Holding: The OCGA annotations are ineligible for copyright protection because they were authored by an arm of the Georgia Legislature in the course of its legislative duties.

Real World Impact:
  • Allows nonprofits and the public to post and download Georgia’s annotated code without paying.
  • Stops Georgia from asserting copyright in annotations authored by its legislative commission.
  • May prompt publishers and states to seek congressional changes to copyright law.
Topics: state law access, copyright and government, legal publishing, public access to law

Summary

Background

The State of Georgia, through its Code Revision Commission, publishes the Official Code of Georgia Annotated (OCGA). The OCGA contains statutory text and non-binding annotations summarizing court decisions, attorney general opinions, and reference materials. A private publisher, Matthew Bender (Lexis), drafted the annotations under a work-for-hire contract with the Commission and sold the OCGA as the state’s official annotated code.

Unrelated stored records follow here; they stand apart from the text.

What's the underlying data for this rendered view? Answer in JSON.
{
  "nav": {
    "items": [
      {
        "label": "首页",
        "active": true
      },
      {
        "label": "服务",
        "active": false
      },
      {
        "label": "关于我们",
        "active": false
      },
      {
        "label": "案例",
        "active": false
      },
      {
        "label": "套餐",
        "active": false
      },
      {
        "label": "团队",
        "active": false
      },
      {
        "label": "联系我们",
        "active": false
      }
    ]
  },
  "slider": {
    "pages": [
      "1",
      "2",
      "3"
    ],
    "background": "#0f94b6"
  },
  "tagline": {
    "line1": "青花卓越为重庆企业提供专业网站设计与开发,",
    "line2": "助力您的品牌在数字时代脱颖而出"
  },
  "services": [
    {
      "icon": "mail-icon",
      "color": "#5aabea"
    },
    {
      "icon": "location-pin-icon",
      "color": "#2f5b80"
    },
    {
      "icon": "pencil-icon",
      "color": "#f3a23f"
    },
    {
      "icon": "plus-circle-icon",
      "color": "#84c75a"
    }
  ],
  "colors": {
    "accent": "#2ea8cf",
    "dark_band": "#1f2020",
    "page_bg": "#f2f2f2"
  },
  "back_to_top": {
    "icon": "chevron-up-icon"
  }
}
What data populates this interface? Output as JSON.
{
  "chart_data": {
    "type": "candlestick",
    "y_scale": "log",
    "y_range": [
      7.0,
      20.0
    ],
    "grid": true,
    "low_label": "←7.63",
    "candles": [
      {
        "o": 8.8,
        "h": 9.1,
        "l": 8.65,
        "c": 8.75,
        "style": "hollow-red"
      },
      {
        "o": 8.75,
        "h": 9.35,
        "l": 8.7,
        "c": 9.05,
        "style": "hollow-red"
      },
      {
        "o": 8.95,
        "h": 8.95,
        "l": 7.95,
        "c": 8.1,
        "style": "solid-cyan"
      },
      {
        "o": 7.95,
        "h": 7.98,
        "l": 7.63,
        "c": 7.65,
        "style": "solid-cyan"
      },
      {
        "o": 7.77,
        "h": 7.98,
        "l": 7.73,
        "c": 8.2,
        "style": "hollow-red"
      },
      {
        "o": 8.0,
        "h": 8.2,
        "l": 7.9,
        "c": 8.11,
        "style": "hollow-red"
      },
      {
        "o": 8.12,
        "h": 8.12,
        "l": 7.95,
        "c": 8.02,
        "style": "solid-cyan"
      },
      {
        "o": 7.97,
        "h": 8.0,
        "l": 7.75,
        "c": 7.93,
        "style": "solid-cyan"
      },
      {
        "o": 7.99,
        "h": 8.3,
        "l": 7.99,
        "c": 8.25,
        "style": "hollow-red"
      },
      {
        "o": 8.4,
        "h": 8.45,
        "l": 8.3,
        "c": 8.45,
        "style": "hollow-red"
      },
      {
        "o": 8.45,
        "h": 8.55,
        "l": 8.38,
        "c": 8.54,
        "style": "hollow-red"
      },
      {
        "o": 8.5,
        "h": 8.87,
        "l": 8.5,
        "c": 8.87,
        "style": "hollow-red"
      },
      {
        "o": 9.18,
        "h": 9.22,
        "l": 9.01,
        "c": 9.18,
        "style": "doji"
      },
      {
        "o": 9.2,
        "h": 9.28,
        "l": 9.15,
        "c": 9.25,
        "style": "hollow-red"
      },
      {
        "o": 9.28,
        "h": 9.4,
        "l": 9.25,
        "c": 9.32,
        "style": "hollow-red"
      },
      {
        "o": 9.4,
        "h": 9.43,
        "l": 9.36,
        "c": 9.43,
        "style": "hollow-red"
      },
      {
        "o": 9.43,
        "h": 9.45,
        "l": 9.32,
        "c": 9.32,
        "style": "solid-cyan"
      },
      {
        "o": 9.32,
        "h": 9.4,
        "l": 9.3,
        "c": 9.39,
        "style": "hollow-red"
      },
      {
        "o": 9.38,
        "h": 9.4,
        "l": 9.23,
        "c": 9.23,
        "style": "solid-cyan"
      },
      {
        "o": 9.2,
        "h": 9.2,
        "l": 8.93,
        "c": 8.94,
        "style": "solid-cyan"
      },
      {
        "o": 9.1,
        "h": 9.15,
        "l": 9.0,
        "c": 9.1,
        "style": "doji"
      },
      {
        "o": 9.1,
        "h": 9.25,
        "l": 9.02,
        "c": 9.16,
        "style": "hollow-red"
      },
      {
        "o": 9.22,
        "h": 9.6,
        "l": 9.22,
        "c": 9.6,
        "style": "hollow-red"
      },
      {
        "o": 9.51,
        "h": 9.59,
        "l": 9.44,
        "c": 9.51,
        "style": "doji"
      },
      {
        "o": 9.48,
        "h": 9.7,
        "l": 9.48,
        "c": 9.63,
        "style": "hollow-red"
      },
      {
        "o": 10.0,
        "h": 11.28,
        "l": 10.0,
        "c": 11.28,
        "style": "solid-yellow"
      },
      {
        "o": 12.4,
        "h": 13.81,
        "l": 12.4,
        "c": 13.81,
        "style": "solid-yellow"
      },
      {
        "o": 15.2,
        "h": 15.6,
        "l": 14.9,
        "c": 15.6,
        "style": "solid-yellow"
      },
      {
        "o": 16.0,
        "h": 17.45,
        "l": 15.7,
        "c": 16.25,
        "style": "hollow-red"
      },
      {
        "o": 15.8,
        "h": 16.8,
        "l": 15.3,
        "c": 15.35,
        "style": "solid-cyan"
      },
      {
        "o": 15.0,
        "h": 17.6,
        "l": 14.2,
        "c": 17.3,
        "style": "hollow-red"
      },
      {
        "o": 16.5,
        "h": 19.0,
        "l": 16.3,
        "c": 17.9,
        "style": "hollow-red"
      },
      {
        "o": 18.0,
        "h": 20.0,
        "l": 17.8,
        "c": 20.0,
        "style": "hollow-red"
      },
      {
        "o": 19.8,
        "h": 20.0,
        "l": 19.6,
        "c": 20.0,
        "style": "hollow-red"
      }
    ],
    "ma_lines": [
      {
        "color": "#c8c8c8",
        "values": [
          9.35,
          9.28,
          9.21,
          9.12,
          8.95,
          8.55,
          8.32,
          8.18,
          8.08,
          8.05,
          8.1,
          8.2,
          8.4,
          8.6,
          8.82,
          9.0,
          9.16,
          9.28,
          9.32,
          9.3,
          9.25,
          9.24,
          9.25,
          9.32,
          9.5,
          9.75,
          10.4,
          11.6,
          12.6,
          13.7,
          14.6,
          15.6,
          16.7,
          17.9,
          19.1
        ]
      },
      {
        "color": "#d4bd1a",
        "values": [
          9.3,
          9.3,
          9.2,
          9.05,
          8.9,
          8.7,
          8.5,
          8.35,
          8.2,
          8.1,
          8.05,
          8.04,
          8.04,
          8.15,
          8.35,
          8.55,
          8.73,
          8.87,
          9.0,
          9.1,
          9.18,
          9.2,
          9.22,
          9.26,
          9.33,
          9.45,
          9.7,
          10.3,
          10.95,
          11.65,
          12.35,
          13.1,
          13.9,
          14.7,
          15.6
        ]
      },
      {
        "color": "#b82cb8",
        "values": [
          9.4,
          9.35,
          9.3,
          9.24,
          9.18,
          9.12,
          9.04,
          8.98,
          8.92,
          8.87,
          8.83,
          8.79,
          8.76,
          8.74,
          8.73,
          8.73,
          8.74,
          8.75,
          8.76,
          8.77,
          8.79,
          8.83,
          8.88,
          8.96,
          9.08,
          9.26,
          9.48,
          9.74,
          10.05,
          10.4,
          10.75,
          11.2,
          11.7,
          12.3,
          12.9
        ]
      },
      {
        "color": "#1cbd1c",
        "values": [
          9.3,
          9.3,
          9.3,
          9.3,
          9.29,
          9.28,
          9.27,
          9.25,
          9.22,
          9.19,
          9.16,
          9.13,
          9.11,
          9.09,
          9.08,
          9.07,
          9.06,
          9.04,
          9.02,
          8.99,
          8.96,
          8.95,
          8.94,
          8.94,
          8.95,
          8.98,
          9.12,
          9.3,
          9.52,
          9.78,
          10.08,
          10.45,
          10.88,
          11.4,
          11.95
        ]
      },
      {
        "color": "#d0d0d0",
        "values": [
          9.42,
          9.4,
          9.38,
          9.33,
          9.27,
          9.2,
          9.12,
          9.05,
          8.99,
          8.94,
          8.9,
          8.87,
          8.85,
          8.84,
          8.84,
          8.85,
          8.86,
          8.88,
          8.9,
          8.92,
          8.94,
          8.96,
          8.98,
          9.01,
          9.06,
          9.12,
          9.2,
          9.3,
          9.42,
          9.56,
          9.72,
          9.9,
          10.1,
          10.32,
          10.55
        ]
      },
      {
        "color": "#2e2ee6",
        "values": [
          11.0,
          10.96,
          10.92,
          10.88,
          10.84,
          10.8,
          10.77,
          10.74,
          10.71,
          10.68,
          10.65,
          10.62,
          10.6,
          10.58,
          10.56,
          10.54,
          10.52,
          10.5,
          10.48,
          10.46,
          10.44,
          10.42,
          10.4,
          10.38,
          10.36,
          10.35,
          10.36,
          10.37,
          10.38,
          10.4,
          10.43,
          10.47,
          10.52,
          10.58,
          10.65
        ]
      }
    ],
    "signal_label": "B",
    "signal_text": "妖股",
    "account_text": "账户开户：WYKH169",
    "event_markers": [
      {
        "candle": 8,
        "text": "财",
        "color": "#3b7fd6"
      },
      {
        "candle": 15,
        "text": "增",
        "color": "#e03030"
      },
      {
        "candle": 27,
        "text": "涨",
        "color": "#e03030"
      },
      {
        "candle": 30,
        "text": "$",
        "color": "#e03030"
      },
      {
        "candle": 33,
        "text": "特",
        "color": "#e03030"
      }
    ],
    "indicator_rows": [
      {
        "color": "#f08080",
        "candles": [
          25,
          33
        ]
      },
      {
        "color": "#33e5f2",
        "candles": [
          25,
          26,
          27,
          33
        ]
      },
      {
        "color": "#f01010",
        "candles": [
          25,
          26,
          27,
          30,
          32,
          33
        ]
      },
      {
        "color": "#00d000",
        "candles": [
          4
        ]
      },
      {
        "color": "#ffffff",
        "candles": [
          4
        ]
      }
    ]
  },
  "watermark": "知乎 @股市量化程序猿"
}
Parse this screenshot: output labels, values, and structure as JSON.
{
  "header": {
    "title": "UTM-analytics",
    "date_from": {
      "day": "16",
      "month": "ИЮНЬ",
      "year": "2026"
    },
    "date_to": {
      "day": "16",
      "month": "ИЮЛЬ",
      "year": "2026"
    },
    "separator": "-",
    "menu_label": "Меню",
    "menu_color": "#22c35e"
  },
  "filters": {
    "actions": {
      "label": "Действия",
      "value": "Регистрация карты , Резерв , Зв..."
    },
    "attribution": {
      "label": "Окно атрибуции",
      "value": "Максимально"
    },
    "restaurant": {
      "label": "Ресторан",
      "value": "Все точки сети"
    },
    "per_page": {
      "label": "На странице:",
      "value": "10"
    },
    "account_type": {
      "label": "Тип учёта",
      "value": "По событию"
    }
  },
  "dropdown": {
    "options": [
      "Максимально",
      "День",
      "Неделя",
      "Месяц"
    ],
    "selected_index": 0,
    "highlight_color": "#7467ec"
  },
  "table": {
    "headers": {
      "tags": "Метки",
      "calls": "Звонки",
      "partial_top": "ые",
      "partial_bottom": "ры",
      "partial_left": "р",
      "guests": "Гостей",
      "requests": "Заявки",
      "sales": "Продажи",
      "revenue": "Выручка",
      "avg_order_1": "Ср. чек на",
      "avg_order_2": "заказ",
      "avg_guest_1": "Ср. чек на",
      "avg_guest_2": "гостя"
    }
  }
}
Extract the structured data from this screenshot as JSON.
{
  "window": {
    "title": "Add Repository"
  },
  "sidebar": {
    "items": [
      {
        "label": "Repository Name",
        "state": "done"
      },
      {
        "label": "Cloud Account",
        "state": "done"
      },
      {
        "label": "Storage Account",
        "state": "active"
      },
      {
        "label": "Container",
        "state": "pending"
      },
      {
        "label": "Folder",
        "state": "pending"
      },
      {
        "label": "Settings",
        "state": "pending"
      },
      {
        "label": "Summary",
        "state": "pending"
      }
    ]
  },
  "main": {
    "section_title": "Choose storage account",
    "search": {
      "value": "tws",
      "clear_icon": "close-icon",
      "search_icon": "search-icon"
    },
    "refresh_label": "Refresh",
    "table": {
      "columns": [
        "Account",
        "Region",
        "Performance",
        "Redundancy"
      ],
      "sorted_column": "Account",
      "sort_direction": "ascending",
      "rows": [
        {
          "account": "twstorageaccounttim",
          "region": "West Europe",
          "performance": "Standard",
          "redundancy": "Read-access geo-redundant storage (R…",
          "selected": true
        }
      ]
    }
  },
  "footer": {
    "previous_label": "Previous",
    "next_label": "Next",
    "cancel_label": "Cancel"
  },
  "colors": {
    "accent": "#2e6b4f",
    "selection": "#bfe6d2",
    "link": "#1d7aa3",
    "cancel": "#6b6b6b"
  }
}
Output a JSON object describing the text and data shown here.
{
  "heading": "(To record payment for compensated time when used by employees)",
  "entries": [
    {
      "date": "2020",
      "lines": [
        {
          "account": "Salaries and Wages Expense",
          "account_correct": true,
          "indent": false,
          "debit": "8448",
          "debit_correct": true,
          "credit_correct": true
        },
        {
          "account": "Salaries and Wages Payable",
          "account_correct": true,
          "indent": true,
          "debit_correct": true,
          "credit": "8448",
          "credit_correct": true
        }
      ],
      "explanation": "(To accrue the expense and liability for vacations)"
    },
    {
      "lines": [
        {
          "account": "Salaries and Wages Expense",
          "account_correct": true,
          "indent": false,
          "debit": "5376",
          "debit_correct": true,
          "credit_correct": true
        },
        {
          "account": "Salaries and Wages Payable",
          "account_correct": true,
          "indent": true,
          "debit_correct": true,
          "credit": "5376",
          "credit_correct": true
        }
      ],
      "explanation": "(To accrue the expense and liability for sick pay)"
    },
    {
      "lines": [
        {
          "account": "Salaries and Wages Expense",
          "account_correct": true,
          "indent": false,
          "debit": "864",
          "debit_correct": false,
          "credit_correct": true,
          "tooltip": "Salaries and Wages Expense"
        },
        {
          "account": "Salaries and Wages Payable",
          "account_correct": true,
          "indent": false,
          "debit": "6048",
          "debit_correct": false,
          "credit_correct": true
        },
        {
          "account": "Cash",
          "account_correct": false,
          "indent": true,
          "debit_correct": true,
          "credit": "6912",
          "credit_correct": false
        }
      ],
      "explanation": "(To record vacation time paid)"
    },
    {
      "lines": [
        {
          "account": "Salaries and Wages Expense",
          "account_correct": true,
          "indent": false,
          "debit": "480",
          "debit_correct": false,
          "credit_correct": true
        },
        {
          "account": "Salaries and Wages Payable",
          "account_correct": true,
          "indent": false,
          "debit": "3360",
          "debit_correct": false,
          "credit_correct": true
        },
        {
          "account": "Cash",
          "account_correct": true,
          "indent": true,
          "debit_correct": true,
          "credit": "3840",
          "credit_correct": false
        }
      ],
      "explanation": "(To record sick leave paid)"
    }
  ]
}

Public.Resource.Org (PRO), a nonprofit, posted the OCGA online for free. The Commission sued PRO for copyright infringement, and the District Court sided with the Commission, treating the annotations as copyrightable.

Reasoning

The Court asked whether the annotations can be copyrighted. Relying on the government edicts doctrine, the Court ruled that officials who make or interpret the law cannot be considered the “author” of works they create in their official duties. The Copyright Act treats the Commission as the legal author of the Lexis annotations. Because the Commission acts as an arm of the Georgia Legislature and produced the annotations as part of its legislative duties, the Court held the annotations ineligible for copyright and affirmed the Eleventh Circuit.

Real world impact

The decision lets PRO and others continue to publish Georgia’s annotated code without facing infringement claims. It limits States’ ability to charge for annotations created by legislative bodies, and it may prompt publishers, States, or Congress to seek different arrangements or legislative changes.